Since the Feb. 3 Norfolk Southern derailment and controlled burn-off of five tankers that spewed 700,000 pounds of toxic vinyl chloride onto the soil, water and air in East Palestine, Ohio, in February, attention there and around the country has been focused on how to deal with the danger of more such disasters. Working people there are setting an example by fighting for information and some control over their lives.
Vinyl chloride is a highly volatile colorless gas produced by combining ethylene and chlorine. It is used to make polyvinyl chloride, known as PVC, widely used in plastic products.
The gas is a known carcinogen, linked to liver, brain and lung cancers, lymphoma and leukemia. It breaks down in the air forming hydrochloric acid, formaldehyde, and other chemicals.
More than 20 billion pounds of vinyl chloride are made each year by chemical companies along the Gulf Coast. The vinyl chloride hauled by Norfolk Southern came from the OxyVinyls plant in La Porte, Texas, near Houston, which is owned by Occidental Petroleum.
The New York Times reported April 17 that workers in La Porte and at another OxyVinyls plant nine miles away in Deer Park are discussing the dangers of toxic chemical production.
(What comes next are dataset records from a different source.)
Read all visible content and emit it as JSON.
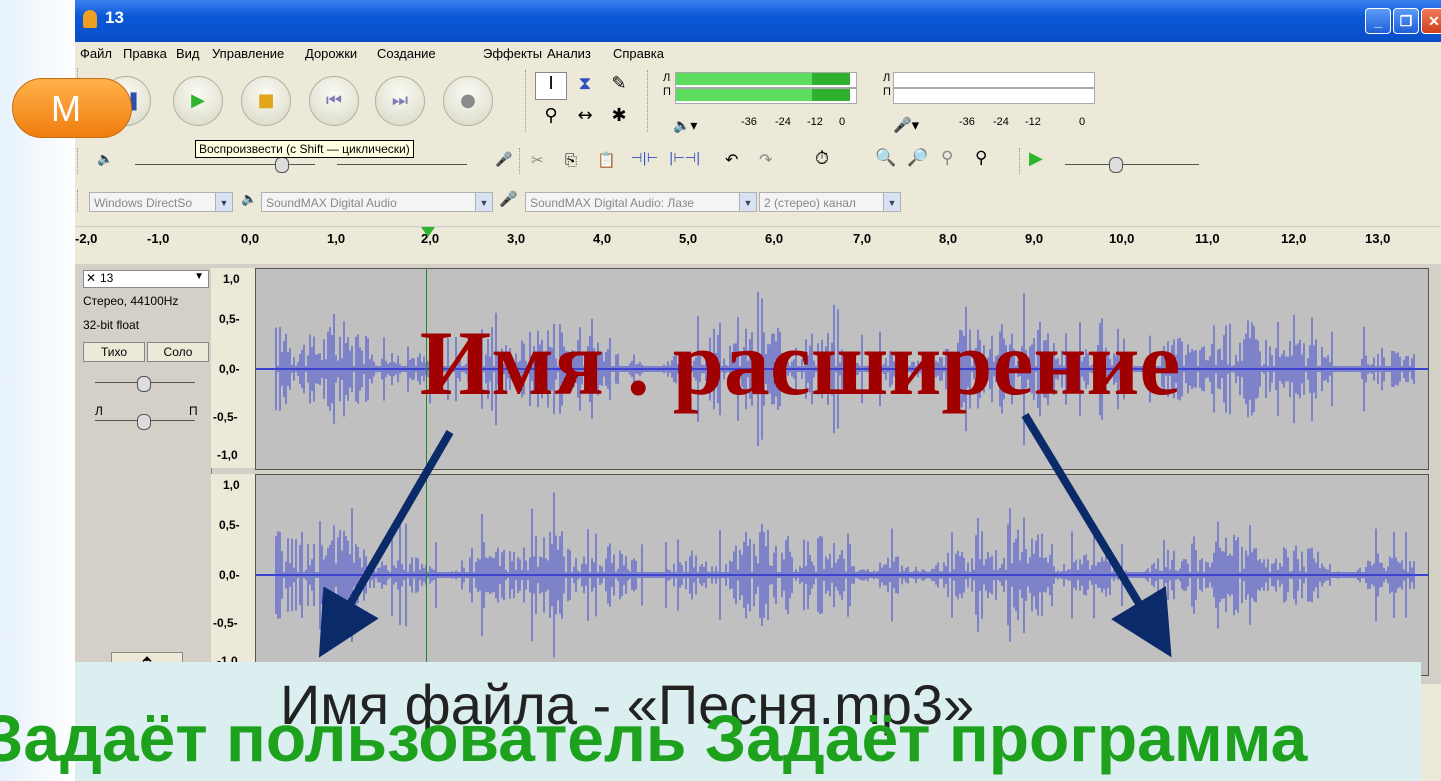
{
  "window": {
    "title": "13"
  },
  "menu": [
    "Файл",
    "Правка",
    "Вид",
    "Управление",
    "Дорожки",
    "Создание",
    "Эффекты",
    "Анализ",
    "Справка"
  ],
  "orange_button_letter": "М",
  "tooltip": "Воспроизвести (с Shift — циклически)",
  "meters": {
    "playback_L": "Л",
    "playback_R": "П",
    "record_L": "Л",
    "record_R": "П",
    "scale_play": [
      "-36",
      "-24",
      "-12",
      "0"
    ],
    "scale_rec": [
      "-36",
      "-24",
      "-12",
      "0"
    ]
  },
  "devices": {
    "host": "Windows DirectSo",
    "output": "SoundMAX Digital Audio",
    "input": "SoundMAX Digital Audio: Лазе",
    "channels": "2 (стерео) канал"
  },
  "ruler": [
    "-2,0",
    "-1,0",
    "0,0",
    "1,0",
    "2,0",
    "3,0",
    "4,0",
    "5,0",
    "6,0",
    "7,0",
    "8,0",
    "9,0",
    "10,0",
    "11,0",
    "12,0",
    "13,0"
  ],
  "track": {
    "name": "13",
    "info1": "Стерео, 44100Hz",
    "info2": "32-bit float",
    "mute": "Тихо",
    "solo": "Соло",
    "pan_L": "Л",
    "pan_R": "П",
    "scale": [
      "1,0",
      "0,5-",
      "0,0-",
      "-0,5-",
      "-1,0"
    ],
    "scale2": [
      "1,0",
      "0,5-",
      "0,0-",
      "-0,5-",
      "-1,0"
    ]
  },
  "overlay": {
    "title": "Имя . расширение",
    "caption": "Имя файла - «Песня.mp3»",
    "green_text": "Задаёт пользователь  Задаёт программа"
  },
  "colors": {
    "title_red": "#a00000",
    "green": "#1ea21e",
    "waveform": "#3c44d0"
  }
}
“You get headaches, you get nauseous and you get chronic respiratory issues that affect you. It could be a normal day, and all of a sudden there’s a siren that goes off,” Sema Hernandez, who lives a half mile from OxyVinyls in La Porte, told the Times, and we need “to shelter in place.”
Juan López, who supervises the cleaning of tanks that hold toxic chemicals at the Deer Park facility, said he comes home to find clouds of toxic chemicals floating over his house. While he wears protective gear at work, this isn’t realistic for his family, López told the Times.
In March, a five-hour “emission event” there released nearly 15,000 pounds of hydrogen chloride, a gas that irritates the eyes and throat.
Toxic wastewater from East Palestine has been trucked back to the processing plant in Deer Park. Vinyl chloride has also been found in the soil at Houston-area rail yards, where hazardous chemicals are shipped out, and in groundwater in Houston after Hurricane Harvey.
In a region of Louisiana between New Orleans and Baton Rouge, known as “cancer alley,” whole towns have been abandoned after massive pollution from vinyl chloride production by Dow Chemical and other companies.
Over the past decade, rail shipments of chemicals used in plastic production have risen by a third. The rail cars that derailed in East Palestine — and in Paulsboro, New Jersey, in 2012 — were on an over-1,000 mile journey from La Porte to a New Jersey plastics plant also owned by Occidental Petroleum.
Workers in these chemical plants, on the trains that transport them, and who live near them, have a big stake in the fight in East Palestine. This is part of the broader fight for workers and our unions, alongside area residents, to take control of production and transportation operations out of the hands of profit-driven bosses and run them in the interests of all working people.